After the following section of code adds a JLabel into the south region of the JFrame. The window now has this arrangement:

The code for panelEast uses the GridLayout manager to divide this JPanel into a 4x1 grid with some spacing. Two JButtons and two JCheckBoxes are added to the panel.

The code for panelWest creates a JList. It uses JScrollPane to make it scrollable. Finally, it adds this object to the JPanel. [Note: FlowLayout is the default layout for a JPanel.]

Except for modifying the background color, panelCenter is left alone. This is the final configuration of the window:

Demonstration of Event Handlers

A demonstration of event handlers/listeners is contained in the demolistener package.

The DemoListeners class includes the code from DemoComponents. DemoListeners also has code that registers an event handler for each window component that the user can interact with.

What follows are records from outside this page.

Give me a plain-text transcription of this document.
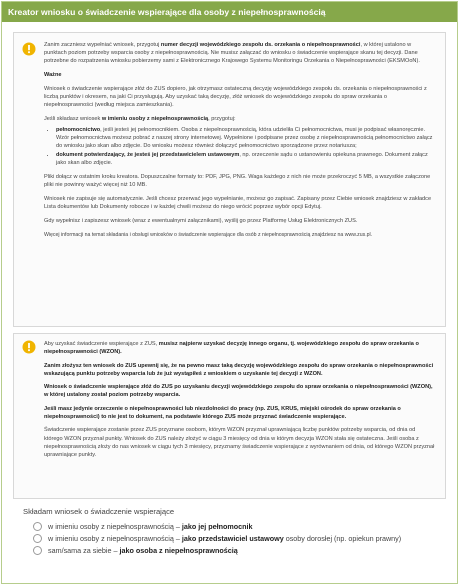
Kreator wniosku o świadczenie wspierające dla osoby z niepełnosprawnością

Zanim zaczniesz wypełniać wniosek, przygotuj numer decyzji wojewódzkiego zespołu ds. orzekania o niepełnosprawności, w której ustalono w punktach poziom potrzeby wsparcia osoby z niepełnosprawnością. Nie musisz załączać do wniosku o świadczenie wspierające skanu tej decyzji. Dane potrzebne do rozpatrzenia wniosku pobierzemy sami z Elektronicznego Krajowego Systemu Monitoringu Orzekania o Niepełnosprawności (EKSMOoN).

Ważne

Wniosek o świadczenie wspierające złóż do ZUS dopiero, jak otrzymasz ostateczną decyzję wojewódzkiego zespołu ds. orzekania o niepełnosprawności z liczbą punktów i okresem, na jaki Ci przysługują. Aby uzyskać taką decyzję, złóż wniosek do wojewódzkiego zespołu do spraw orzekania o niepełnosprawności (według miejsca zamieszkania).

Jeśli składasz wniosek w imieniu osoby z niepełnosprawnością, przygotuj:

• pełnomocnictwo, jeśli jesteś jej pełnomocnikiem. Osoba z niepełnosprawnością, która udzieliła Ci pełnomocnictwa, musi je podpisać własnoręcznie. Wzór pełnomocnictwa możesz pobrać z naszej strony internetowej. Wypełnione i podpisane przez osobę z niepełnosprawnością pełnomocnictwo załącz do wniosku jako skan albo zdjęcie. Do wniosku możesz również dołączyć pełnomocnictwo sporządzone przez notariusza;
• dokument potwierdzający, że jesteś jej przedstawicielem ustawowym, np. orzeczenie sądu o ustanowieniu opiekuna prawnego. Dokument załącz jako skan albo zdjęcie.

Pliki dołącz w ostatnim kroku kreatora. Dopuszczalne formaty to: PDF, JPG, PNG. Waga każdego z nich nie może przekroczyć 5 MB, a wszystkie załączone pliki nie powinny ważyć więcej niż 10 MB.

Wniosek nie zapisuje się automatycznie. Jeśli chcesz przerwać jego wypełnianie, możesz go zapisać. Zapisany przez Ciebie wniosek znajdziesz w zakładce Lista dokumentów lub Dokumenty robocze i w każdej chwili możesz do niego wrócić poprzez wybór opcji Edytuj.

Gdy wypełnisz i zapiszesz wniosek (wraz z ewentualnymi załącznikami), wyślij go przez Platformę Usług Elektronicznych ZUS.

Więcej informacji na temat składania i obsługi wniosków o świadczenie wspierające dla osób z niepełnosprawnością znajdziesz na www.zus.pl.

Aby uzyskać świadczenie wspierające z ZUS, musisz najpierw uzyskać decyzję innego organu, tj. wojewódzkiego zespołu do spraw orzekania o niepełnosprawności (WZON).

Zanim złożysz ten wniosek do ZUS upewnij się, że na pewno masz taką decyzję wojewódzkiego zespołu do spraw orzekania o niepełnosprawności wskazującą punktu potrzeby wsparcia lub że już wystąpiłeś z wnioskiem o uzyskanie tej decyzji z WZON.

Wniosek o świadczenie wspierające złóż do ZUS po uzyskaniu decyzji wojewódzkiego zespołu do spraw orzekania o niepełnosprawności (WZON), w której ustalony został poziom potrzeby wsparcia.

Jeśli masz jedynie orzeczenie o niepełnosprawności lub niezdolności do pracy (np. ZUS, KRUS, miejski ośrodek do spraw orzekania o niepełnosprawności) to nie jest to dokument, na podstawie którego ZUS może przyznać świadczenie wspierające.

Świadczenie wspierające zostanie przez ZUS przyznane osobom, którym WZON przyznał uprawniającą liczbę punktów potrzeby wsparcia, od dnia od którego WZON przyznał punkty. Wniosek do ZUS należy złożyć w ciągu 3 miesięcy od dnia w którym decyzja WZON stała się ostateczna. Jeśli osoba z niepełnosprawnością złoży do nas wniosek w ciągu tych 3 miesięcy, przyznamy świadczenie wspierające z wyrównaniem od dnia, od którego WZON przyznał uprawniające punkty.

Składam wniosek o świadczenie wspierające
w imieniu osoby z niepełnosprawnością – jako jej pełnomocnik
w imieniu osoby z niepełnosprawnością – jako przedstawiciel ustawowy osoby dorosłej (np. opiekun prawny)
sam/sama za siebie – jako osoba z niepełnosprawnością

See the last section of code in DemoListeners. A new event handler is registered for each interactive window component. The statusBar is used to indicate the last event that has occurred.

The SimpleTextFieldListener class implements the ActionListener interface. Its constructor requires a JTextField (the component it listening to) and a JLabel (to report on any event). This class can also be used for a JPasswordField because JPasswordField is a subclass of JTextField. When the user enters a return in a JTextField (and if an ActionListener is registered), an ActionEvent is created and dispatched to the actionPerformed method of the event handler.

The SimpleButtonListener class implements ActionListener. Its constructor requires an AbstractButton (the component it listening to) and a JLabel (to report on any event). This class can also be used for a JButton because JButton is a subclass of AbstractButton. When the user clicks on an AbstractButton (and if an ActionListener is registered), an ActionEvent is created and dispatched to the actionPerformed method of the event handler.

The SimpleItemListener class implements ItemListener. Its constructor requires a JCheckBox (the component it listening to) and a JLabel (to report on any event). When the user checks or unchecks a JCheckBox (and if an ItemListener is registered), an ItemEvent is created and dispatched to the itemStateChanged method of the event handler.

The SimpleListListener class implements ListSelectionListener. Its constructor requires a JList (the component it listening to) and a JLabel (to report on any event). When the user select an item from a JList (and if a ListSelectionListener is registered), an ListSelectionEvent is created and dispatched to the valueChanged method of the event handler.

The SimpleMouseListener class implements two interfaces: MouseListener and MouseMotionListener. Its constructor requires a JLabel (to report on any event). Within the methods, the object being listened to can be obtained by event.getSource(). There are four methods to implement for MouseListener: mousePressed, mouseReleased, mouseEntered, mouseExited, and two methods to implement for MouseMotionListener: mouseMoved and mouseDragged. When the user's mouse interacts with the JPanel, a MouseEvent is created and dispatched to the appropriate method of the event handler. One can also obtain which mouse buttons were pressed or released from a MouseEvent.